O remédio cartesiano

por Osvaldo Duarte

Descartes, ao que tudo indica parece ter exercido em determinada época o papel muito próximo, ou melhor, uma postura semelhante a do filósofo doméstico como confessor e conselheiro junto à Princesa da Boêmia, por quem nutria uma grande afeição pessoal. Filha do rei Frederico V, da Boêmia, a Princesa Palatina contava com apenas 24 anos quando iniciou as suas correspondências com Descartes a propósito das “Meditações” em 1642. De cultura ímpar, de alto valor intelectual e moral, Elisabeth falava várias línguas- o francês, o inglês, o alemão, o italiano e o flamengo; dedicava-se também, aos estudos da matemática e das demais ciências e da Filosofia.


Ao perceber um espírito tão elevado, nosso Filósofo não hesitou em dedicar-lhe os “Princípios”: “... Jamais encontrei alguém que tenha tão bem, e tão inteiramente, entendido tudo quanto meus escritos contêm.” Certa feita, encontrando-se Elisabeth na Alemanha, incumbiu sua irmã Sofia, de intermediar suas correspondências com Descartes. Como cavalheiro que era, assim dirigiu-se à Sofia: “ Vossa irmã imita a Soberana Divindade, que costuma empregar Anjos para receber as submissões dos homens e fazer chegar até eles as suas ordens.”

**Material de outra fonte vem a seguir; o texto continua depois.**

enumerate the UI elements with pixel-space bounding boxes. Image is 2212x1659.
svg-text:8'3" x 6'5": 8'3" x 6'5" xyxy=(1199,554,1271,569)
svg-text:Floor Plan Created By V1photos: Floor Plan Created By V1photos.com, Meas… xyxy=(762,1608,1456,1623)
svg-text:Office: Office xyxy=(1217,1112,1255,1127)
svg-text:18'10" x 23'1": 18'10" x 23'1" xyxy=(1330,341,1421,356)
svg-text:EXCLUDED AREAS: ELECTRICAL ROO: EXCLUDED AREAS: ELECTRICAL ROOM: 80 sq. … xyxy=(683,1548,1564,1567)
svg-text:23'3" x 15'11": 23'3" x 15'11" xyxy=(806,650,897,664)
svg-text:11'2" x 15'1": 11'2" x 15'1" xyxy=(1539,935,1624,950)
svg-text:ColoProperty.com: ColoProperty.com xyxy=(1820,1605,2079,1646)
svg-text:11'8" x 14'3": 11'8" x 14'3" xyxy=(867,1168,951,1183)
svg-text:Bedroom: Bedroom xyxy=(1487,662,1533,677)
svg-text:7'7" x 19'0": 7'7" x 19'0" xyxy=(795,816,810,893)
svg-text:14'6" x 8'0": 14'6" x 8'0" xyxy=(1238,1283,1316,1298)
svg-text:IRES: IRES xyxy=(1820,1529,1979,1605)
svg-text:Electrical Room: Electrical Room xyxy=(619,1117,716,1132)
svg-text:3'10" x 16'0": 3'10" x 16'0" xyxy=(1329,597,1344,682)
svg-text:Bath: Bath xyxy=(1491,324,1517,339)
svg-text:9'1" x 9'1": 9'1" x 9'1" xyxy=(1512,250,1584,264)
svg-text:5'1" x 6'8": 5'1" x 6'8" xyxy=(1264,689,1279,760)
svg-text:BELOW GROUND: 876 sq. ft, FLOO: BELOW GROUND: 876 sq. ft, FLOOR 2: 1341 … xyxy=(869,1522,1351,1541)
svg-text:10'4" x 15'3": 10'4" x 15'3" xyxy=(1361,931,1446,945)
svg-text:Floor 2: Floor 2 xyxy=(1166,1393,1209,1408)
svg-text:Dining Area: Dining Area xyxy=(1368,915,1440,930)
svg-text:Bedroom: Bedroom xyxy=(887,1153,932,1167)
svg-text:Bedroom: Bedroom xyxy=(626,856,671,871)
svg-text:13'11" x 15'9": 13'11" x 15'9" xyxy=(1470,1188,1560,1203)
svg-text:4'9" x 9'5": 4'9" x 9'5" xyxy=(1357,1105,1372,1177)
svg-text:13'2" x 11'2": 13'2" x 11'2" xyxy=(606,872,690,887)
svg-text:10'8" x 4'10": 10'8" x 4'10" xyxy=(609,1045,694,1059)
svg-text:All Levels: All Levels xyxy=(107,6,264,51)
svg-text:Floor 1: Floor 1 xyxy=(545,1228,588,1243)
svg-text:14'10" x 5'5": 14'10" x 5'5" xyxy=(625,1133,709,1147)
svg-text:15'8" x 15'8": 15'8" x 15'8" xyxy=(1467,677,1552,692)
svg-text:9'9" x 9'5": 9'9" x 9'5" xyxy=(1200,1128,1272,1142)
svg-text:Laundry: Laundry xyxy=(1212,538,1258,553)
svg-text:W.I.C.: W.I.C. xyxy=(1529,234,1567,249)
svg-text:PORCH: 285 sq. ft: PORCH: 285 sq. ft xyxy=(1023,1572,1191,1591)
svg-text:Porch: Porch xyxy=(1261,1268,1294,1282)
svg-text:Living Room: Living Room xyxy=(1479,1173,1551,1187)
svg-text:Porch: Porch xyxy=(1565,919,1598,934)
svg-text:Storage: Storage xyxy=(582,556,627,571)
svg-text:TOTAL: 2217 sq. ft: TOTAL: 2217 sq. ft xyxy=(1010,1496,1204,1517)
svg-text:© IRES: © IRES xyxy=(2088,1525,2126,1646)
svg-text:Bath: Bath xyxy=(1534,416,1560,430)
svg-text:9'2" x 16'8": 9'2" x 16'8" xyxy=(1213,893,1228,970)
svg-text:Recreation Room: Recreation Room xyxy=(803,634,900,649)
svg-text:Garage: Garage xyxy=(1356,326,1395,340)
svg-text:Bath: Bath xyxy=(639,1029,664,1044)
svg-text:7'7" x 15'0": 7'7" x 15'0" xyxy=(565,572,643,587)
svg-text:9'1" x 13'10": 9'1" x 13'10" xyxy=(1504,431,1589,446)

Em maio de 1645, sabendo da enfermidade da princesa, que estava sofrendo de uma febre renitente acompanhada de uma tosse seca, Descartes escreveu à Elisabeth expressando seu pesar oferecendo-lhe alguns conselhos, dizendo-lhe: “A causa mais comum da febre renitente é a tristeza.” Para que o remédio não parecesse por demais amargo, amenizou:  “Bem sei que seria imprudente querer convencer alguém a ser feliz, quando o acaso lhe inflige a cada dia novas fontes de pesar; e não sou daqueles filósofos cruéis que desejam que os sábios sejam insensíveis.”
O remédio para a cura da doença da Princesa Palatina era:
“Parece que a diferença entre as grandes almas e as que são vis e comuns consiste, principalmente, no fato de que as almas comuns entregam-se a suas paixões, e só são felizes ou infelizes conforme sejam agradáveis ou desagradáveis as coisas que lhe sucedem; as grandes almas, por outro lado, pensam de um modo tão vigoroso e convincente que, embora também elas tenham paixões, e aliás, paixões amiúde mais violentas que as da gente comum, sua razão sempre se mantém senhora de tudo, e até faz com que seus dissabores lhes sirvam e contribuam para a perfeita felicidade  de que elas gozam nesta vida.”
Elisabeth respondeu ao nosso Filósofo que jamais nenhum médico lhe prescrevera remédio tão salutar. E assim,  prossegue nosso Filósofo:
"Consideremos alguém que tivesse todas as razões para ser feliz, mas assistisse continuamente à encenação de tragédias repletas de acontecimentos desastrosos, e que passasse todo o seu tempo a tecer considerações sobre coisas tristes e dolorosas. Suponhamos que ele soubesse que eram histórias imaginárias, de modo que, conquanto elas lhe arrancassem lágrimas dos olhos e lhe comovessem a imaginação, em nada afetassem seu intelecto. Creio que, por si só, isso já bastaria para fechar paulatinamente o coração e para refazê-lo suspirar de tal maneira, que a circulação do sangue se retardaria e se tornaria mais vagarosa (...). Por outro lado, poderia existir alguém com muitos motivos autênticos de aflição, mas que se empenhasse com tal afinco em controlar a rumo da sua imaginação que jamais pensasse neles, salvo se compelido por uma grande necessidade prática, e que se dedicasse o resto do seu tempo à consideração de coisas capazes de trazer satisfação e alegria. Isso o ajudaria, permitindo-lhe um julgamento mais sensato das coisas importantes, pois ele a examinaria sem paixão. Outrossim, não duvido que, por si só, isso já o lograsse restabelecer-lhe a saúde, ainda que seu baço e seus pulmões se achassem em estado tão precário, em decorrência do mal temperamento de sangue, produzido pela tristeza.” Descartes assim conclui: (...) Mas sempre tive uma inclinação a olhar as coisas pelo ângulo mais favorável e a fazer com que minha felicidade principal dependesse apenas de mim mesmo.”

Créditos
GAUKROGER, S. Descartes Uma biografia intelectual, trad. Vera Ribeiro, Rio de Janeiro, Ed. UERJ, 1999.
DESCARTES, R. Princípios da Filosofia, trad. Torrieri Guimarães, São Paulo, Hemus, 1968.
LINS, I. Descartes época, vida e obra, Rio de Janeiro, Livraria São José, 1964.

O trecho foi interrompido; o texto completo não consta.